As the group made our last big plunge, we realized that we were all out of water. I was surprised by how quickly thirst gripped us all. No one spoke on the way down, almost as if to safeguard the moisture in our saliva from evaporating. As we descended lower and lower, I could also feel the temperature rising; I had become accustomed to the chill of the mountains. At the Col de Vence we stumbled upon a spigot, and we guzzled down as much water as we could fit in our stomachs. There was only one stretch remaining before we arrived at the Bastille, but just like the day before it seemed unending as we drew nearer to the close of our journey. Trees encased the trail; the only thing to focus on was my feet. After a sign identifying the Bastille as one kilometer away, I began counting my paces to distract myself (it took 823). At long last, we arrived just as the sun was about to set.
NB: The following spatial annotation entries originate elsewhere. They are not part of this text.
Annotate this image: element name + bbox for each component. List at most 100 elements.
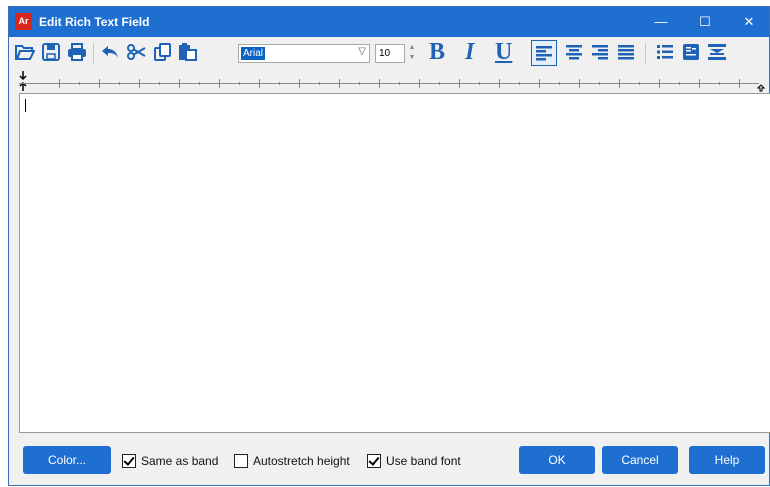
autostretch-height-label: Autostretch height [253, 454, 350, 468]
ruler-tick [479, 82, 480, 85]
ruler-tick [239, 82, 240, 85]
insert-expression-button[interactable] [680, 41, 702, 63]
edit-rich-text-dialog: Ar Edit Rich Text Field — ☐ ✕ Arial ▽ 10… [8, 6, 770, 486]
help-button[interactable]: Help [689, 446, 765, 474]
bullet-list-button[interactable] [654, 41, 676, 63]
copy-icon [154, 43, 171, 61]
autostretch-height-checkbox[interactable]: Autostretch height [234, 454, 350, 468]
ruler-tick [739, 79, 740, 88]
align-justify-button[interactable] [615, 41, 637, 63]
same-as-band-checkbox[interactable]: Same as band [122, 454, 218, 468]
floppy-disk-icon [42, 43, 60, 61]
color-button[interactable]: Color... [23, 446, 111, 474]
align-justify-icon [618, 45, 634, 60]
font-size-input[interactable]: 10 [375, 44, 405, 63]
ruler-tick [699, 79, 700, 88]
bullet-list-icon [657, 45, 673, 59]
paste-button[interactable] [177, 41, 199, 63]
copy-button[interactable] [152, 41, 174, 63]
ruler-tick [639, 82, 640, 85]
title-bar: Ar Edit Rich Text Field — ☐ ✕ [9, 7, 769, 37]
ruler-tick [319, 82, 320, 85]
checkbox-checked-icon[interactable] [122, 454, 136, 468]
print-button[interactable] [66, 41, 88, 63]
ruler-baseline [19, 83, 759, 84]
ruler-tick [299, 79, 300, 88]
ruler-tick [59, 79, 60, 88]
ruler-tick [339, 79, 340, 88]
underline-button[interactable]: U [495, 39, 512, 66]
ruler-tick [159, 82, 160, 85]
ruler-tick [459, 79, 460, 88]
font-name-select[interactable]: Arial ▽ [238, 44, 370, 63]
ruler-tick [719, 82, 720, 85]
spin-up-icon[interactable]: ▲ [407, 43, 417, 53]
ruler-tick [419, 79, 420, 88]
undo-arrow-icon [102, 46, 118, 58]
ruler-tick [539, 79, 540, 88]
ruler [19, 71, 769, 93]
ruler-tick [359, 82, 360, 85]
ruler-tick [499, 79, 500, 88]
toolbar-separator [93, 43, 94, 63]
align-right-icon [592, 45, 608, 60]
open-file-button[interactable] [14, 41, 36, 63]
printer-icon [68, 43, 86, 61]
paragraph-spacing-icon [708, 44, 726, 60]
align-center-icon [566, 45, 582, 60]
minimize-button[interactable]: — [639, 7, 683, 37]
toolbar-separator [645, 43, 646, 63]
align-left-icon [536, 46, 552, 61]
ruler-tick [199, 82, 200, 85]
paragraph-format-button[interactable] [706, 41, 728, 63]
ruler-tick [99, 79, 100, 88]
ruler-tick [679, 82, 680, 85]
cancel-button[interactable]: Cancel [602, 446, 678, 474]
use-band-font-label: Use band font [386, 454, 461, 468]
ruler-tick [399, 82, 400, 85]
ruler-tick [379, 79, 380, 88]
ruler-tick [579, 79, 580, 88]
maximize-button[interactable]: ☐ [683, 7, 727, 37]
ruler-tick [519, 82, 520, 85]
save-button[interactable] [40, 41, 62, 63]
paste-clipboard-icon [179, 43, 197, 61]
ruler-tick [179, 79, 180, 88]
first-line-indent-marker-icon[interactable] [19, 71, 27, 91]
use-band-font-checkbox[interactable]: Use band font [367, 454, 461, 468]
ruler-tick [619, 79, 620, 88]
chevron-down-icon: ▽ [358, 46, 366, 57]
scissors-icon [127, 44, 146, 60]
italic-button[interactable]: I [465, 39, 474, 66]
same-as-band-label: Same as band [141, 454, 219, 468]
ruler-tick [79, 82, 80, 85]
ruler-tick [439, 82, 440, 85]
bold-button[interactable]: B [429, 39, 445, 66]
formula-icon [683, 44, 699, 60]
ruler-tick [119, 82, 120, 85]
close-button[interactable]: ✕ [727, 7, 770, 37]
ruler-tick [259, 79, 260, 88]
right-indent-marker-icon[interactable] [757, 84, 765, 92]
ruler-tick [559, 82, 560, 85]
ruler-tick [139, 79, 140, 88]
ruler-tick [659, 79, 660, 88]
font-name-value: Arial [241, 47, 266, 60]
cut-button[interactable] [126, 41, 148, 63]
text-caret [25, 99, 26, 112]
align-right-button[interactable] [589, 41, 611, 63]
checkbox-unchecked-icon[interactable] [234, 454, 248, 468]
dialog-footer: Color... Same as band Autostretch height… [9, 443, 769, 479]
spin-down-icon[interactable]: ▼ [407, 53, 417, 63]
ruler-tick [599, 82, 600, 85]
font-size-spinner[interactable]: ▲ ▼ [407, 43, 417, 64]
window-title: Edit Rich Text Field [39, 15, 150, 29]
rich-text-editor[interactable] [19, 93, 770, 433]
checkbox-checked-icon[interactable] [367, 454, 381, 468]
undo-button[interactable] [99, 41, 121, 63]
align-center-button[interactable] [563, 41, 585, 63]
ok-button[interactable]: OK [519, 446, 595, 474]
ruler-tick [279, 82, 280, 85]
folder-open-icon [15, 45, 35, 60]
align-left-button[interactable] [531, 40, 557, 66]
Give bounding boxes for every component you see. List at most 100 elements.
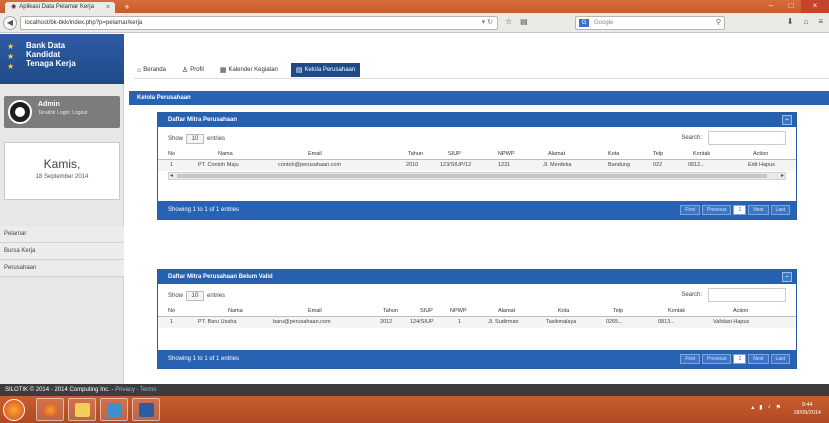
nav-beranda[interactable]: ⌂ Beranda [134, 63, 169, 77]
sidebar-item-perusahaan[interactable]: Perusahaan [0, 260, 124, 277]
new-tab-button[interactable]: + [120, 2, 134, 12]
horizontal-scrollbar[interactable]: ◂ ▸ [168, 172, 786, 180]
column-header[interactable]: SIUP [420, 306, 433, 317]
page-first-button[interactable]: First [680, 354, 701, 364]
maximize-button[interactable]: □ [781, 0, 801, 13]
sidebar-item-pelamar[interactable]: Pelamar [0, 226, 124, 243]
nav-profil[interactable]: ♙ Profil [179, 63, 207, 77]
collapse-icon[interactable]: – [782, 115, 792, 125]
google-icon: G [579, 19, 589, 27]
page-first-button[interactable]: First [680, 205, 701, 215]
menu-icon[interactable]: ≡ [818, 17, 823, 26]
entries-label: entries [207, 136, 226, 142]
table-cell: baru@perusahaan.com [273, 319, 331, 325]
column-header[interactable]: Email [308, 306, 322, 317]
column-header[interactable]: Nama [228, 306, 243, 317]
column-header[interactable]: Action [753, 149, 768, 160]
page-number-button[interactable]: 1 [733, 205, 747, 215]
column-header[interactable]: Kontak [668, 306, 685, 317]
table-cell: Tasikmalaya [546, 319, 577, 325]
scrollbar-thumb[interactable] [177, 174, 767, 178]
column-header[interactable]: No [168, 149, 175, 160]
tab-title: Aplikasi Data Pelamar Kerja [19, 4, 94, 10]
nav-kelola-perusahaan[interactable]: ▤ Kelola Perusahaan [290, 63, 361, 77]
column-header[interactable]: Email [308, 149, 322, 160]
table-info: Showing 1 to 1 of 1 entries [168, 207, 240, 213]
taskbar-app[interactable] [100, 398, 128, 421]
column-header[interactable]: NPWP [498, 149, 515, 160]
column-header[interactable]: Tahun [408, 149, 423, 160]
page-number-button[interactable]: 1 [733, 354, 747, 364]
search-input[interactable] [708, 131, 786, 145]
flag-icon[interactable]: ⚑ [776, 404, 781, 411]
row-actions[interactable]: Validasi Hapus [713, 317, 749, 328]
back-button[interactable]: ◀ [3, 16, 17, 30]
search-box[interactable]: G Google ⚲ [575, 16, 725, 30]
date-widget: Kamis, 18 September 2014 [4, 142, 120, 200]
taskbar-app-2[interactable] [132, 398, 160, 421]
download-icon[interactable]: ⬇ [787, 17, 794, 26]
table-cell: Bandung [608, 162, 631, 168]
search-icon[interactable]: ⚲ [716, 17, 721, 29]
column-header[interactable]: Kota [608, 149, 619, 160]
column-header[interactable]: Nama [218, 149, 233, 160]
user-subtitle[interactable]: Terakhir Login: Logout [38, 110, 116, 116]
entries-select[interactable]: 10 [186, 291, 205, 301]
close-window-button[interactable]: × [801, 0, 829, 13]
table-cell: 0812... [688, 162, 705, 168]
network-icon[interactable]: ▮ [759, 404, 762, 411]
system-tray: ▴ ▮ ♪ ⚑ [751, 404, 781, 411]
scroll-left-icon[interactable]: ◂ [170, 172, 173, 179]
logo-stars-icon: ★ ★ ★ [7, 42, 15, 71]
page-last-button[interactable]: Last [770, 205, 790, 215]
page-next-button[interactable]: Next [748, 205, 769, 215]
column-header[interactable]: Telp [613, 306, 623, 317]
taskbar: ▴ ▮ ♪ ⚑ 9:44 18/09/2014 [0, 396, 829, 423]
page-next-button[interactable]: Next [748, 354, 769, 364]
home-icon[interactable]: ⌂ [803, 17, 808, 26]
column-header[interactable]: Kota [558, 306, 569, 317]
reading-list-icon[interactable]: ▤ [520, 17, 528, 26]
tray-arrow-icon[interactable]: ▴ [751, 404, 754, 411]
bookmark-star-icon[interactable]: ☆ [505, 17, 512, 26]
footer-link[interactable]: Privacy - Terms [115, 387, 156, 393]
taskbar-firefox[interactable] [36, 398, 64, 421]
app-logo[interactable]: ★ ★ ★ Bank Data Kandidat Tenaga Kerja [0, 34, 124, 84]
table-cell: PT. Contoh Maju [198, 162, 239, 168]
browser-right-icons: ⬇ ⌂ ≡ [787, 17, 823, 26]
scroll-right-icon[interactable]: ▸ [781, 172, 784, 179]
taskbar-explorer[interactable] [68, 398, 96, 421]
column-header[interactable]: Action [733, 306, 748, 317]
date-day: Kamis, [43, 157, 81, 171]
column-header[interactable]: No [168, 306, 175, 317]
sidebar-item-bursa-kerja[interactable]: Bursa Kerja [0, 243, 124, 260]
column-header[interactable]: Tahun [383, 306, 398, 317]
minimize-button[interactable]: – [761, 0, 781, 13]
table-footer: Showing 1 to 1 of 1 entries First Previo… [158, 201, 796, 219]
column-header[interactable]: Telp [653, 149, 663, 160]
window-controls: – □ × [761, 0, 829, 13]
column-header[interactable]: SIUP [448, 149, 461, 160]
search-label: Search: [681, 135, 702, 141]
column-header[interactable]: Kontak [693, 149, 710, 160]
reload-icon[interactable]: ▾ ↻ [482, 17, 493, 29]
start-button[interactable] [3, 399, 25, 421]
browser-tab[interactable]: ◉ Aplikasi Data Pelamar Kerja × [5, 2, 115, 13]
row-actions[interactable]: Edit Hapus [748, 160, 775, 171]
column-header[interactable]: Alamat [548, 149, 565, 160]
column-header[interactable]: NPWP [450, 306, 467, 317]
entries-select[interactable]: 10 [186, 134, 205, 144]
nav-kalender[interactable]: ▦ Kalender Kegiatan [217, 63, 281, 77]
page-previous-button[interactable]: Previous [702, 205, 732, 215]
address-bar[interactable]: localhost/bk-bkk/index.php?p=pelamar/ker… [20, 16, 498, 30]
column-header[interactable]: Alamat [498, 306, 515, 317]
collapse-icon[interactable]: – [782, 272, 792, 282]
search-input[interactable] [708, 288, 786, 302]
sidebar: ★ ★ ★ Bank Data Kandidat Tenaga Kerja Admi… [0, 34, 124, 384]
page-last-button[interactable]: Last [770, 354, 790, 364]
volume-icon[interactable]: ♪ [768, 404, 771, 411]
system-clock[interactable]: 9:44 18/09/2014 [793, 401, 821, 417]
page-previous-button[interactable]: Previous [702, 354, 732, 364]
clock-date: 18/09/2014 [793, 410, 821, 416]
tab-close-icon[interactable]: × [106, 2, 110, 13]
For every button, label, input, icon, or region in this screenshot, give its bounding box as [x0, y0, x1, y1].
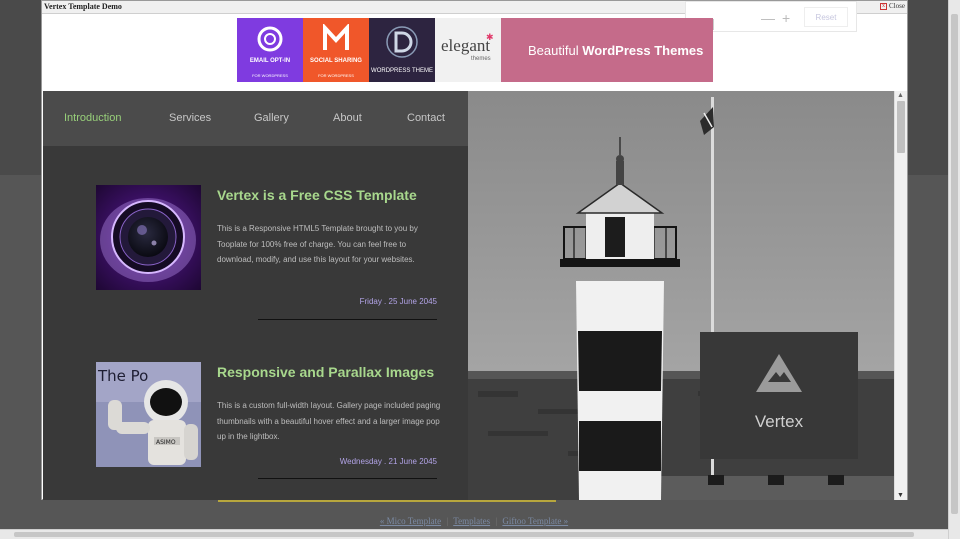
post-divider	[258, 319, 437, 320]
banner-cta-text: Beautiful WordPress Themes	[528, 43, 703, 58]
monarch-m-icon	[303, 22, 369, 59]
cta-prefix: Beautiful	[528, 43, 583, 58]
separator: |	[446, 516, 449, 526]
post-image-asimo-robot: The Po ASIMO	[96, 362, 201, 467]
zoom-out-button[interactable]: —	[761, 10, 775, 26]
zoom-in-button[interactable]: +	[782, 10, 790, 26]
post-date: Wednesday . 21 June 2045	[339, 457, 437, 466]
mountain-triangle-icon	[754, 352, 804, 399]
nav-contact[interactable]: Contact	[407, 112, 445, 124]
cta-bold: WordPress Themes	[582, 43, 704, 58]
post-date: Friday . 25 June 2045	[359, 297, 437, 306]
browser-vertical-scrollbar[interactable]	[948, 0, 960, 539]
ad-banner[interactable]: EMAIL OPT-IN FOR WORDPRESS SOCIAL SHARIN…	[237, 18, 713, 82]
next-template-link[interactable]: Giftoo Template »	[502, 516, 568, 526]
post-2: The Po ASIMO Responsive and Parallax Ima…	[96, 362, 440, 500]
banner-tile-email-optin[interactable]: EMAIL OPT-IN FOR WORDPRESS	[237, 18, 303, 82]
demo-popup-window: Vertex Template Demo x Close Ad — + Rese…	[41, 0, 908, 500]
tile-label: EMAIL OPT-IN	[249, 58, 291, 64]
poster-text: The Po	[97, 367, 148, 385]
elegant-brand: elegant	[441, 36, 491, 55]
nav-introduction[interactable]: Introduction	[64, 112, 121, 124]
template-nav-links: « Mico Template | Templates | Giftoo Tem…	[0, 516, 948, 526]
post-image-camera-lens	[96, 185, 201, 290]
tile-label: WORDPRESS THEME	[371, 68, 433, 74]
banner-cta[interactable]: Beautiful WordPress Themes	[501, 18, 713, 82]
tile-sublabel: FOR WORDPRESS	[318, 73, 354, 78]
divi-d-icon	[369, 24, 435, 65]
scroll-down-arrow-icon[interactable]: ▼	[897, 492, 904, 499]
scrollbar-thumb[interactable]	[951, 14, 958, 514]
scrollbar-thumb[interactable]	[897, 101, 905, 153]
elegant-star-icon: ✱	[486, 32, 494, 42]
nav-services[interactable]: Services	[169, 112, 211, 124]
nav-gallery[interactable]: Gallery	[254, 112, 289, 124]
popup-title: Vertex Template Demo	[44, 2, 122, 11]
separator: |	[495, 516, 498, 526]
post-body: This is a Responsive HTML5 Template brou…	[217, 224, 418, 264]
banner-tile-elegant-themes[interactable]: elegant ✱ themes	[435, 18, 501, 82]
post-title[interactable]: Responsive and Parallax Images	[217, 364, 434, 380]
asimo-badge: ASIMO	[156, 439, 176, 446]
banner-tile-wordpress-theme[interactable]: WORDPRESS THEME	[369, 18, 435, 82]
nav-about[interactable]: About	[333, 112, 362, 124]
popup-scrollbar[interactable]: ▲ ▼	[894, 91, 907, 500]
close-button[interactable]: x Close	[880, 2, 905, 10]
main-nav: Introduction Services Gallery About Cont…	[43, 91, 468, 146]
tile-sublabel: FOR WORDPRESS	[252, 73, 288, 78]
hero-parallax-image: Vertex	[468, 91, 894, 500]
post-title[interactable]: Vertex is a Free CSS Template	[217, 187, 417, 203]
prev-template-link[interactable]: « Mico Template	[380, 516, 441, 526]
post-body: This is a custom full-width layout. Gall…	[217, 401, 441, 441]
brand-panel: Vertex	[700, 332, 858, 459]
content-column: Introduction Services Gallery About Cont…	[43, 91, 468, 500]
email-optin-icon	[237, 24, 303, 59]
close-icon: x	[880, 2, 888, 10]
scroll-up-arrow-icon[interactable]: ▲	[897, 92, 904, 99]
scrollbar-thumb[interactable]	[14, 532, 914, 537]
post-1: Vertex is a Free CSS Template This is a …	[96, 185, 437, 325]
tile-label: SOCIAL SHARING	[310, 58, 362, 64]
templates-link[interactable]: Templates	[453, 516, 490, 526]
elegant-sub: themes	[471, 56, 491, 62]
brand-name: Vertex	[754, 412, 804, 431]
close-label: Close	[889, 2, 905, 10]
reset-button[interactable]: Reset	[804, 7, 848, 27]
browser-horizontal-scrollbar[interactable]	[0, 529, 948, 539]
template-page: Introduction Services Gallery About Cont…	[43, 91, 894, 500]
post-divider	[258, 478, 437, 479]
banner-tile-social-sharing[interactable]: SOCIAL SHARING FOR WORDPRESS	[303, 18, 369, 82]
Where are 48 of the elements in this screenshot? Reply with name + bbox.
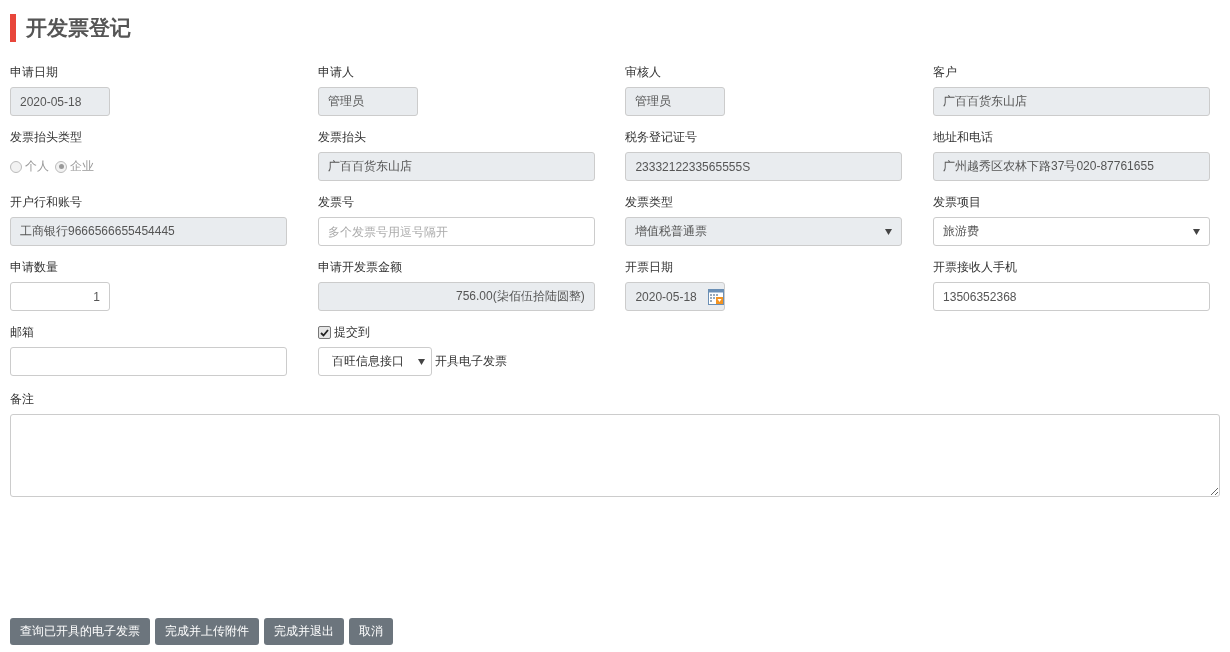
input-field[interactable]: 广州越秀区农林下路37号020-87761655 bbox=[933, 152, 1211, 181]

I had imagined myself coming up to the Bastille from Grenoble at some point as a tourist; I would have never guessed that I would descend upon it as a stepping stone at the end of a greater adventure. Sitting there on top of the Bastille, yet again I was struck with the same powerful scene from the Point de la Gorgeat. This time, however, it was just light enough to record. Although I hesitate to share such a poor approximation of the real experience, maybe it can impart something to my words.
Léo led us down a secret path below the Bastille that he discovered when he lived in the area (which was, this time, an actual shortcut). After just over fifty hours from our departure, we stepped off the trail and onto the city streets of Grenoble, elated and exhausted. Before we ate and caught the last train, Antonin snuck off to the nearest grocery store and bought a bottle of green Chartreuse, which is produced in and named after the massif we had just successfully crossed. Sitting in the company of friends, enjoying the complexity of an herbal liqueur, and feeling the heat of fifty percent alcohol—I can think of no better way to have celebrated traversing the Chartreuse.
In March I hiked back up to the Pointe de la Gorgeat in daytime, as I promised myself I would in October. Instead of snow, imagine it ablaze in the dying sunlight.